I love this description from Susan Murphy, an Australian Zen teacher, of how she integrates Australian Aboriginal ways into her Buddhist practice, in “Indigenous Dharma: Native American and Buddhist Voices,” an article she co-authored in Inquiring Mind:
“When you know the place where you are, practice begins,” says Dogen. One could say that every stage of Buddhist practice, including realization itself, forms and deepens a covenant with the Earth. We bear witness to the Earth by learning to really be here, and when reality breaks through and shakes us to the core, it is the Earth reciprocating that intimate gesture of custodianship. It is one elemental act of kindness being met by another. The testimonies [in this article] from Native American and Buddhist teachers bring to light some of the affinities of Buddhist practice with the old, native Earth-based traditions and their protocols for creating and tending good relations with the Earth, the source of life.” (Travis, Duran, Wahpepah, Fox Davis, Allione, & Murphy, 2005)
I was inspired to find the way these teachers describe the earth and the Buddha touching the earth has much in common with my posting “The Heart of the Practice.“
The “earth” here is not a concept to be believed in, it refers to the way deepening experiencing transforms how we experience self, others and the world and orients and empowers us. I understand this in the light of my own practice, oriented to emotion-focused theory and epistemology, which carries in its heart Eugene Gendlin’s psychological and philosophical work, and I also find inspiration in my secular Buddhist roots. Cognitive science and emotion theory agree with the Buddhist principle of dependent arising that consciousness emerges co-created by processes within us and around us. This means, as Winton Higgins points out here in his (2015) “Heidegger for Dharma Wallahs,” our being arises already participating in a reality that continually transcends us. Our bodies resonate with situations, situations that co-create us. We can come alive to this by allowing the felt sense to arise, deepening our experiencing of the felt sense, and making sense of and reflecting on the next small step it implies — that’s what feelings are for. Coming alive to our whole felt sense of how things are in the moment has implications for how we live.
I also love how Iain McGilchrist’s (2009) recent revisiting of the right/left brain divide highlights the significance of finding ways to become more grounded in right brain perspectives, discovering how, coming alive to our whole current situation, we also fall in love with its particulars. Left brain ways of engaging the world are more abstract, superficial, work on what we already know, and are key for getting, grasping and manipulating things.
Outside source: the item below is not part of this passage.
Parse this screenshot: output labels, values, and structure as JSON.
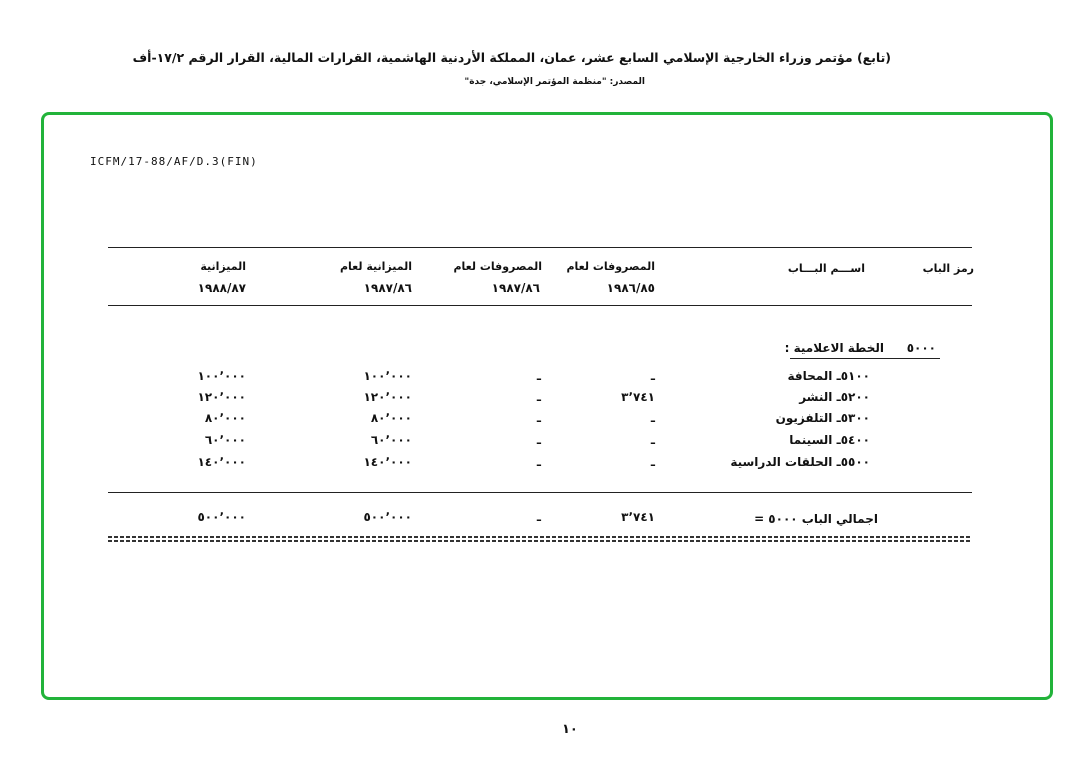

The right brain is more relational, embodied, alive to the whole situation in all of its particulars and sensitive to the emergence of fresh information and ways of experiencing. McGilchrist argues that our society is out of balance because we are primarily oriented to left brain perspectives. It is better to be grounded in the right brain: it can then inform and guide the left brain and how we engage with the world..
Travis et al.’s article, “Indigenous Dharma,” reminds me of Neil Douglas-Klotz (1990, 1995) engagement with ancient native middle eastern spirituality. Check out his video “The Meaning of Abwoon D’Bashmaya,” how he translates the Lord’s Prayer from the Aramaic, the language Jesus spoke, revealing themes of resonance, participating in a birthing wholeness in love with all its particulars, and how attuning to and deepening our experiencing of this has direct implications for how we live our lives. Like the Native American Buddhists in the article below, Douglas-Klotz describes how coming alive to the earth empowers us with a “can do!” attitude.
I find something similar in how “unprogrammed” Quaker worship involves coming together as a community to listen to each other’s silence, how this brings them alive to something divine they refuse to nail down into religious doctrines, but which they can experience and express, and which has direct implications for how they live. One Quaker community, Carlisle Friends, has been using Gendlin’s focusing to renew their living connection with their traditional practice.